Solidarité, démocratie...
En effet, comme l’a souligné le nouvel élu dès son premier discours à Tulle, au soir de l’évènement : « Trop de fractures, de blessures, de ruptures, de coupures ont séparé nos concitoyens, c’en est fini. Le premier devoir du Président, c’est de rassembler et d’associer chaque citoyen à l’action commune pour relever les défis qui nous attendent (...) ». Car, assurément, la haine, la division sont contraires aux valeurs républicaines. Patrick Le Hyaric, directeur du journal l’Humanité et député européen, ajoute [1] : « La page est enfin tournée d’un quinquennat de la régression sociale et démocratique qui a tant fait souffrir notre peuple, tant défiguré et affaibli notre pays, tant stigmatisé, tant divisé, tant opposé les uns aux autres en piétinant les plus belles valeurs de notre république. (...) Le nouveau pouvoir aura besoin du rassemblement et de l’intervention du plus grand nombre ». Et l’on pourrait multiplier les citations dans cette tonalité chez tous ceux qui étouffaient sous la Présidence de Nicolas Sarkozy.
Mais, direz-vous, tous les Présidents fraîchement élus ont toujours clamé leur volonté d’être le Président de tous les Français, en refermant la parenthèse électorale. Pourtant, quel crédit pouvait-on accorder il y a cinq ans à de tels propos quand, à peine élu, Nicolas Sarkozy n’eut de cesse d’instrumentaliser l’État au profit d’une minorité, ignorant l’intérêt général ? Alors, à nous, dès maintenant, de rappeler constamment cet engagement de François Hollande, dans notre lutte pour faire avancer la démocratie au-delà du processus électoral : « Associer chaque citoyen à l’action commune » ! Quelle action commune est-elle ainsi sollicitée ? Celle indispensable dans tous les rouages de la société et il y a donc bien des changements à promouvoir pour que cet objectif soit autre chose qu’une coquille vide. C’est au peuple de les revendiquer en prenant toute sa place et d’abord dans le contrôle de ses élus. Celui qui vient de l’être et ceux à venir à l’issue des prochaines législatives.
... et lutte des classes
Au cours d’un premier épisode, la gauche, toutes forces confondues, vient donc de battre la droite, dans ce mouvement de balancier plus ou moins bien réglé mais qui reste un mouvement de façade, ne remettant pas en cause les fondements du système capitaliste. C’est bien pour cela que le système accorde une importance médiatique considérable à ce jeu électoral, présenté comme un grand moment de démocratie, tant qu’aucune force politique ne parvient à en perturber réellement le mouvement. La dynamique du Front de gauche a donné quelques frissons, d’où l’insistance à braquer les projecteurs sur le Front national, dernier chien de garde du capitalisme.

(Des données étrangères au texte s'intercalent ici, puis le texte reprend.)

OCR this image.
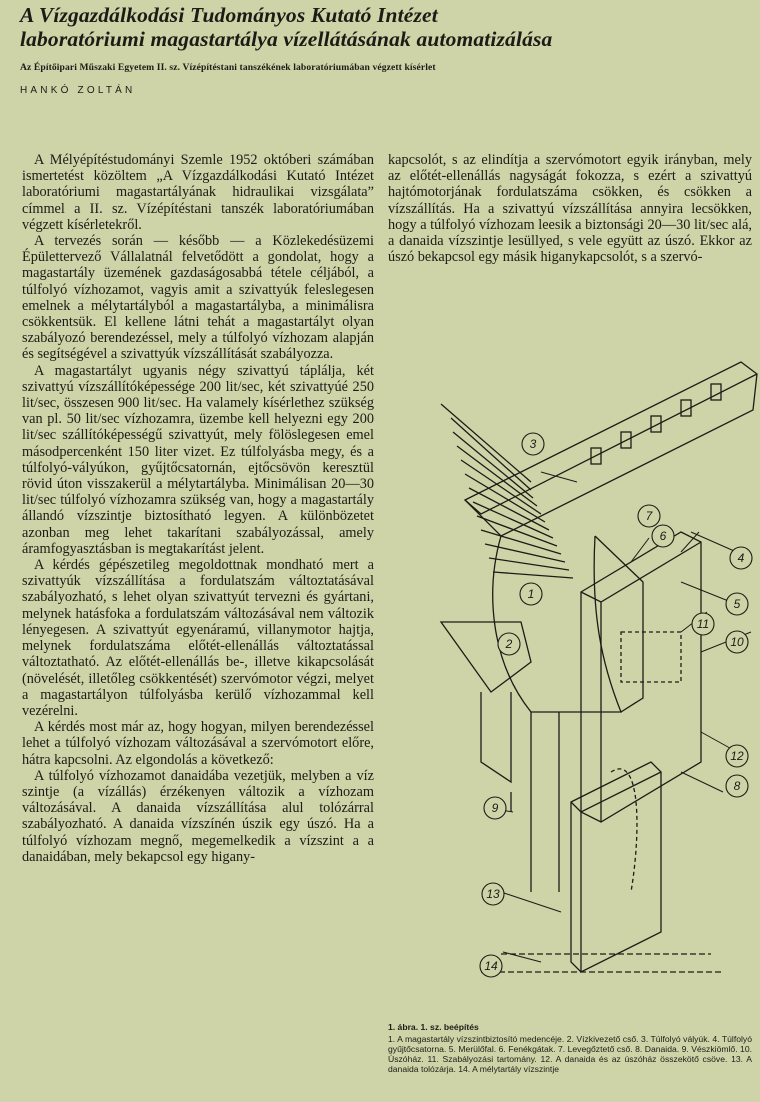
A Vízgazdálkodási Tudományos Kutató Intézet
laboratóriumi magastartálya vízellátásának automatizálása
Az Építőipari Műszaki Egyetem II. sz. Vízépítéstani tanszékének laboratóriumában végzett kísérlet
HANKÓ ZOLTÁN

A Mélyépítéstudományi Szemle 1952 októberi számában ismertetést közöltem „A Vízgazdálkodási Kutató Intézet laboratóriumi magastartályának hidraulikai vizsgálata” címmel a II. sz. Vízépítéstani tanszék laboratóriumában végzett kísérletekről.

A tervezés során — később — a Közlekedésüzemi Épülettervező Vállalatnál felvetődött a gondolat, hogy a magastartály üzemének gazdaságosabbá tétele céljából, a túlfolyó vízhozamot, vagyis amit a szivattyúk feleslegesen emelnek a mélytartályból a magastartályba, a minimálisra csökkentsük. El kellene látni tehát a magastartályt olyan szabályozó berendezéssel, mely a túlfolyó vízhozam alapján és segítségével a szivattyúk vízszállítását szabályozza.

A magastartályt ugyanis négy szivattyú táplálja, két szivattyú vízszállítóképessége 200 lit/sec, két szivattyúé 250 lit/sec, összesen 900 lit/sec. Ha valamely kísérlethez szükség van pl. 50 lit/sec vízhozamra, üzembe kell helyezni egy 200 lit/sec szállítóképességű szivattyút, mely fölöslegesen emel másodpercenként 150 liter vizet. Ez túlfolyásba megy, és a túlfolyó-vályúkon, gyűjtőcsatornán, ejtőcsövön keresztül rövid úton visszakerül a mélytartályba. Minimálisan 20—30 lit/sec túlfolyó vízhozamra szükség van, hogy a magastartály állandó vízszintje biztosítható legyen. A különbözetet azonban meg lehet takarítani szabályozással, amely áramfogyasztásban is megtakarítást jelent.

A kérdés gépészetileg megoldottnak mondható mert a szivattyúk vízszállítása a fordulatszám változtatásával szabályozható, s lehet olyan szivattyút tervezni és gyártani, melynek hatásfoka a fordulatszám változásával nem változik lényegesen. A szivattyút egyenáramú, villanymotor hajtja, melynek fordulatszáma előtét-ellenállás változtatással változtatható. Az előtét-ellenállás be-, illetve kikapcsolását (növelését, illetőleg csökkentését) szervómotor végzi, melyet a magastartályon túlfolyásba kerülő vízhozammal kell vezérelni.

A kérdés most már az, hogy hogyan, milyen berendezéssel lehet a túlfolyó vízhozam változásával a szervómotort előre, hátra kapcsolni. Az elgondolás a következő:

A túlfolyó vízhozamot danaidába vezetjük, melyben a víz szintje (a vízállás) érzékenyen változik a vízhozam változásával. A danaida vízszállítása alul tolózárral szabályozható. A danaida vízszínén úszik egy úszó. Ha a túlfolyó vízhozam megnő, megemelkedik a vízszint a a danaidában, mely bekapcsol egy higany-

kapcsolót, s az elindítja a szervómotort egyik irányban, mely az előtét-ellenállás nagyságát fokozza, s ezért a szivattyú hajtómotorjának fordulatszáma csökken, és csökken a vízszállítás. Ha a szivattyú vízszállítása annyira lecsökken, hogy a túlfolyó vízhozam leesik a biztonsági 20—30 lit/sec alá, a danaida vízszintje lesüllyed, s vele együtt az úszó. Ekkor az úszó bekapcsol egy másik higanykapcsolót, s a szervó-

1
2
3
4
5
6
7
8
9
10
11
12
13
14
1. ábra. 1. sz. beépítés
1. A magastartály vízszintbiztosító medencéje. 2. Vízkivezető cső. 3. Túlfolyó vályúk. 4. Túlfolyó gyűjtőcsatorna. 5. Merülőfal. 6. Fenékgátak. 7. Levegőztető cső. 8. Danaida. 9. Vészkiömlő. 10. Úszóház. 11. Szabályozási tartomány. 12. A danaida és az úszóház összekötő csöve. 13. A danaida tolózárja. 14. A mélytartály vízszintje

Qu’attendre alors de cette alternance du personnel politique, à supposer qu’il soit confirmé au cours des législatives, si l’on veut bien observer qu’une majorité de Français reste néanmoins acquise aux idées libérales ? Si l’on veut bien se rappeler que le parti socialiste ne remet pas en cause les grands principes de l’économie de marché. Espérer seulement une pincée de justice sociale, une correction à la marge de la répartition des richesses, avec l’hypothèse que de simples mécanismes de régulation, sans réel rapport de forces, suffiront à contenir durablement les excès du capitalisme ? En fait, une autre forme de fuite en avant ?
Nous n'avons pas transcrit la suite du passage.